A box of dolphin-shaped vegan chocolates is on the way from PETA to Oregon-based detergent company Earth Breeze, which acted quickly to pull an ad featuring captive dolphins after PETA pointed out that it could be seen as an endorsement of cruel marine parks. The company also updated its ad policy to prohibit images of captive wildlife and the use of live animals, who typically face dismal living conditions and abusive training methods for ad production.
Earth Breeze was quick to agree that dolphins and other wild animals aren’t props, and PETA commends the company for not featuring exploited wildlife in its ads.
In the open ocean, dolphins live in large, complex social groups and swim up to 60 miles each day. However, dolphins in marine parks are confined to cramped tanks, where they swim in endless circles and are made to perform meaningless tricks. The stressful nature of their dismal lives often leads captive dolphins to attack one another out of frustration.
Earth Breeze, which also uses no animal ingredients and never tests its products on animals, joins a growing list of companies—including JPMorgan Chase & Co., Johnson & Johnson, Levi Strauss & Co., and many others—that have banned captive wild animals from their ads following discussions with PETA.

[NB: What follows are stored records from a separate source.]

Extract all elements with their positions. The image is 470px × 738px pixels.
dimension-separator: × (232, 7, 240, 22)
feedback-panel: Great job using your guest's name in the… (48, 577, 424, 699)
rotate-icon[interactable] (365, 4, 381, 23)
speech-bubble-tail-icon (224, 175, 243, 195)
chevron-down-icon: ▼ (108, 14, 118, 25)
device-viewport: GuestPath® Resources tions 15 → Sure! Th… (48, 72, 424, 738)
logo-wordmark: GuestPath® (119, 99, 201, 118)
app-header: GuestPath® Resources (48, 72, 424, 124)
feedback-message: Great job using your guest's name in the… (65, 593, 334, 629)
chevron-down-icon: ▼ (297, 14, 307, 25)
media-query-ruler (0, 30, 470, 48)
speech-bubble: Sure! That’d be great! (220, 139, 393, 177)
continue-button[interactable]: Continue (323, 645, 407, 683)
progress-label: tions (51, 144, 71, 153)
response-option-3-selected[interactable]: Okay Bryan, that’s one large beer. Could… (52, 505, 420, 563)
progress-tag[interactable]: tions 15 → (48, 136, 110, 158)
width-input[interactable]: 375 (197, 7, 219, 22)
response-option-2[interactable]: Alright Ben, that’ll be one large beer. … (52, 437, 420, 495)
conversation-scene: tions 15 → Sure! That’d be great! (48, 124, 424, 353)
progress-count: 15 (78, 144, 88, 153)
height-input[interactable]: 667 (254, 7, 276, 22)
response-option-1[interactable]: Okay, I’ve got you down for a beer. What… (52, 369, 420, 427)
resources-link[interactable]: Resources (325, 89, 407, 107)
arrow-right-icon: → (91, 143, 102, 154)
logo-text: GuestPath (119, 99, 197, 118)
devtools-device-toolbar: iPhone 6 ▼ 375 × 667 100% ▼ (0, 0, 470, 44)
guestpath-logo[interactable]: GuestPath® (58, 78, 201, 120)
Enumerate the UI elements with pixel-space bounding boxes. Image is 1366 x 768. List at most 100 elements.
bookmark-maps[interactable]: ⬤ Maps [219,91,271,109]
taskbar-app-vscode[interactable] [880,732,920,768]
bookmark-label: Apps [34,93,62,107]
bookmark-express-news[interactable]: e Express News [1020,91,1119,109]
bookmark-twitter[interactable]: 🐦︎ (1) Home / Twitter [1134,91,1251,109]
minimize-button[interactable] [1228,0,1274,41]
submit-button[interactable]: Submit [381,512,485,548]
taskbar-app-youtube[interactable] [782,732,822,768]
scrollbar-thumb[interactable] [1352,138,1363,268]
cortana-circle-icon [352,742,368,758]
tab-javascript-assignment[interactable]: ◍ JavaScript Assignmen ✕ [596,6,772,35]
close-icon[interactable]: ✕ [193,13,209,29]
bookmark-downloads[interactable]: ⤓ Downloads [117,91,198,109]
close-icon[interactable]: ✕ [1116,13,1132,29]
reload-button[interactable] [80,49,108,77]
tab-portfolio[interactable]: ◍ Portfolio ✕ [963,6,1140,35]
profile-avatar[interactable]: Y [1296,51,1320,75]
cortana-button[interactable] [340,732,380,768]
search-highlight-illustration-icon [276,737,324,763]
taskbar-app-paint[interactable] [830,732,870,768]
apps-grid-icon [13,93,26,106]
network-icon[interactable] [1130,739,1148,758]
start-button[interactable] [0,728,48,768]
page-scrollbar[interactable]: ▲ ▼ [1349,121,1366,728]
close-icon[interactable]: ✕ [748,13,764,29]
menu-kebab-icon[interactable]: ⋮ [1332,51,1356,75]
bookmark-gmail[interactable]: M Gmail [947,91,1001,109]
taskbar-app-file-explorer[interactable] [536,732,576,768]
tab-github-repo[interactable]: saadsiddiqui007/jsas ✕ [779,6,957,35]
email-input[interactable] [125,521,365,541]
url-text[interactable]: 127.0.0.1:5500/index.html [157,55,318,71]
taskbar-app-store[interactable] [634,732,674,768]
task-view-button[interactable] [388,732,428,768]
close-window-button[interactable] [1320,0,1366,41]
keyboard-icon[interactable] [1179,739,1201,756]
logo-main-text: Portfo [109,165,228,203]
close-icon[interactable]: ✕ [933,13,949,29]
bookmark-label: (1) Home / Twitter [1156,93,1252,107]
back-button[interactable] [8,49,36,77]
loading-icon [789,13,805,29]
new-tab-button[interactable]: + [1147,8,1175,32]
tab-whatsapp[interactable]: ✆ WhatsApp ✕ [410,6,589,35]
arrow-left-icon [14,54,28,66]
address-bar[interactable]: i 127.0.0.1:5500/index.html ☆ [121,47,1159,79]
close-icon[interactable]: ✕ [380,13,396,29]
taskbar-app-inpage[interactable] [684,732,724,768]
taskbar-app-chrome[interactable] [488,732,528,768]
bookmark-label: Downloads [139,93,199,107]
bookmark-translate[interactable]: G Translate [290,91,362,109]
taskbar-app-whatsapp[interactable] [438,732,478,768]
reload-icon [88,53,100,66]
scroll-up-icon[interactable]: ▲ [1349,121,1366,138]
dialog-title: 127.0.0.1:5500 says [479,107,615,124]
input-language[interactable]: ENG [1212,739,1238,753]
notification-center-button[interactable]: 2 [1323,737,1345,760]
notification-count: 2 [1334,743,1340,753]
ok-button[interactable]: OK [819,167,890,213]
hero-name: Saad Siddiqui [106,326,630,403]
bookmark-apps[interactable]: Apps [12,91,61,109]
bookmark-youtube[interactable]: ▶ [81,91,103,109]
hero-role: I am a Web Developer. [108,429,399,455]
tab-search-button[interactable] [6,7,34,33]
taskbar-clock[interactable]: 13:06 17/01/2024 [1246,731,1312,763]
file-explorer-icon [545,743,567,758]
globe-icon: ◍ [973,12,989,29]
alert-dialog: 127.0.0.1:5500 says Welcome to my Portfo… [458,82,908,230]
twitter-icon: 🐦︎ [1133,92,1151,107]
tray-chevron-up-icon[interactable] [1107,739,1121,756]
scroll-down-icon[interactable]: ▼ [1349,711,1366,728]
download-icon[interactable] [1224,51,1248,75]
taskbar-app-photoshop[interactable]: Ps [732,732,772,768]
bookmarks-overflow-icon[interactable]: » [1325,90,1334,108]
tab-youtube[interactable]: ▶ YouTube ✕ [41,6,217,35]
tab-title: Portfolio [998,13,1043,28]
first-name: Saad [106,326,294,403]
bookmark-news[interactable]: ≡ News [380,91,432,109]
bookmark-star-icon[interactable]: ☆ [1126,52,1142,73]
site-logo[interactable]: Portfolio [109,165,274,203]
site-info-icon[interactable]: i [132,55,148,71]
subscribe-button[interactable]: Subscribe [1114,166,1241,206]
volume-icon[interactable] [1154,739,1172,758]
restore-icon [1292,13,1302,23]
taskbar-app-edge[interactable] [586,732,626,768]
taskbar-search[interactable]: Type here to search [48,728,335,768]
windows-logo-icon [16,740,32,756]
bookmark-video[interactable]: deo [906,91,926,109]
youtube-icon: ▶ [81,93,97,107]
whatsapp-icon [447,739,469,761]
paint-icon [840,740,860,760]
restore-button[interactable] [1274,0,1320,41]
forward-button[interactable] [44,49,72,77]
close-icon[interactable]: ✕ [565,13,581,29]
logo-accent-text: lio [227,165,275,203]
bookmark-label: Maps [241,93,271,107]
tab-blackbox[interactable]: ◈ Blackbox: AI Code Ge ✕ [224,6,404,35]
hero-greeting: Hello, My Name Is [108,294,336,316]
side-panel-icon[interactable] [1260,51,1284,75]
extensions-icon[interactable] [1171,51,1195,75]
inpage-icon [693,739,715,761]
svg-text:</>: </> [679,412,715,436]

Here’s What You Can Do to Help Dolphins in Marine Parks
Because of PETA’s campaigns and mounting criticism of SeaWorld, the company ended its sordid orca-breeding program and then agreed to stop allowing trainers to stand on dolphins’ faces and backs in cruel circus-style shows. But 18 orcas are still suffering at the abusement parks, and other dolphins and whales are still being used as breeding machines to create generations of suffering animals.
SeaWorld should end its use of animals, stop breeding all dolphins and whales, and relocate them to seaside sanctuaries, where they could live in large areas of the ocean while still benefiting from human care for as long as they might need.